Anat Ebgi is pleased to present a selection of works from the 1980s and 1990s by Tina Girouard and Faith Wilding. Each of these artists utilize craft practices and forms and techniques assigned in history to women, such as watercolor or textile arts, as a means to investigate natural motifs and subvert the iconographic canon dominated by white males.
Tina Girouard’s sequins works from the early 1990s were made in collaboration with the Vodou Flag makers of Haiti. The glittering imagery is rooted in her practice as a post-minimalist and Pattern and Decoration artist. Countering austere minimalist art with exuberant color, eclectic compositions, and unorthodox new materials Girouard reflected Louisiana’s diverse local culture, while also looking into the wider world.

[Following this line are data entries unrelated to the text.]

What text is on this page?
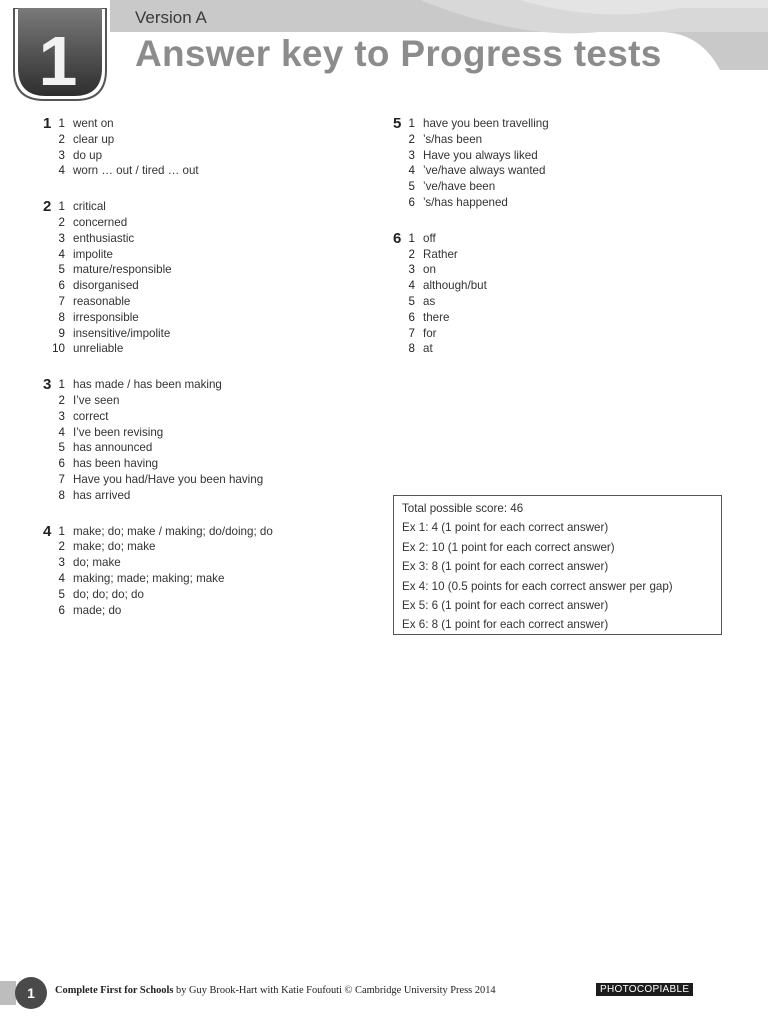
1
Version A
Answer key to Progress tests
1 1 went on
2 clear up
3 do up
4 worn … out / tired … out
2 1 critical
2 concerned
3 enthusiastic
4 impolite
5 mature/responsible
6 disorganised
7 reasonable
8 irresponsible
9 insensitive/impolite
10 unreliable
3 1 has made / has been making
2 I’ve seen
3 correct
4 I’ve been revising
5 has announced
6 has been having
7 Have you had/Have you been having
8 has arrived
4 1 make; do; make / making; do/doing; do
2 make; do; make
3 do; make
4 making; made; making; make
5 do; do; do; do
6 made; do
5 1 have you been travelling
2 ’s/has been
3 Have you always liked
4 ’ve/have always wanted
5 ’ve/have been
6 ’s/has happened
6 1 off
2 Rather
3 on
4 although/but
5 as
6 there
7 for
8 at
Total possible score: 46
Ex 1: 4 (1 point for each correct answer)
Ex 2: 10 (1 point for each correct answer)
Ex 3: 8 (1 point for each correct answer)
Ex 4: 10 (0.5 points for each correct answer per gap)
Ex 5: 6 (1 point for each correct answer)
Ex 6: 8 (1 point for each correct answer)
1 Complete First for Schools by Guy Brook-Hart with Katie Foufouti © Cambridge University Press 2014	PHOTOCOPIABLE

Her compositions include references to a global range of cultures and the sequins works celebrate the power of collaboration and cross-cultural dialogue, while raising questions about authorship, ownership, and authenticity.
Faith Wilding’s paintings and drawings construct a world where nature and humans are part of each other—creative energies and forms of the imagination that are simultaneously generative and destructive. Her visual language draws from vast sources of inspiration including recurring motifs of seed pods, embryos, thrusting leaves, continents, geodes, and other organic forms suggestive of wombs. Wilding’s work is potent with ideas of genesis, transformation, life cycles, and personal mythologies; her vibrant paintings express interconnectedness and spiritual exuberance.
The works for OVR’s Survey sector direct focus to topics such as domesticity, feminist imagery, nature, and an increasingly globalized world. Both artists seek to supplant male dominated narratives and offer feminist counterpoints to Western art historical iconology.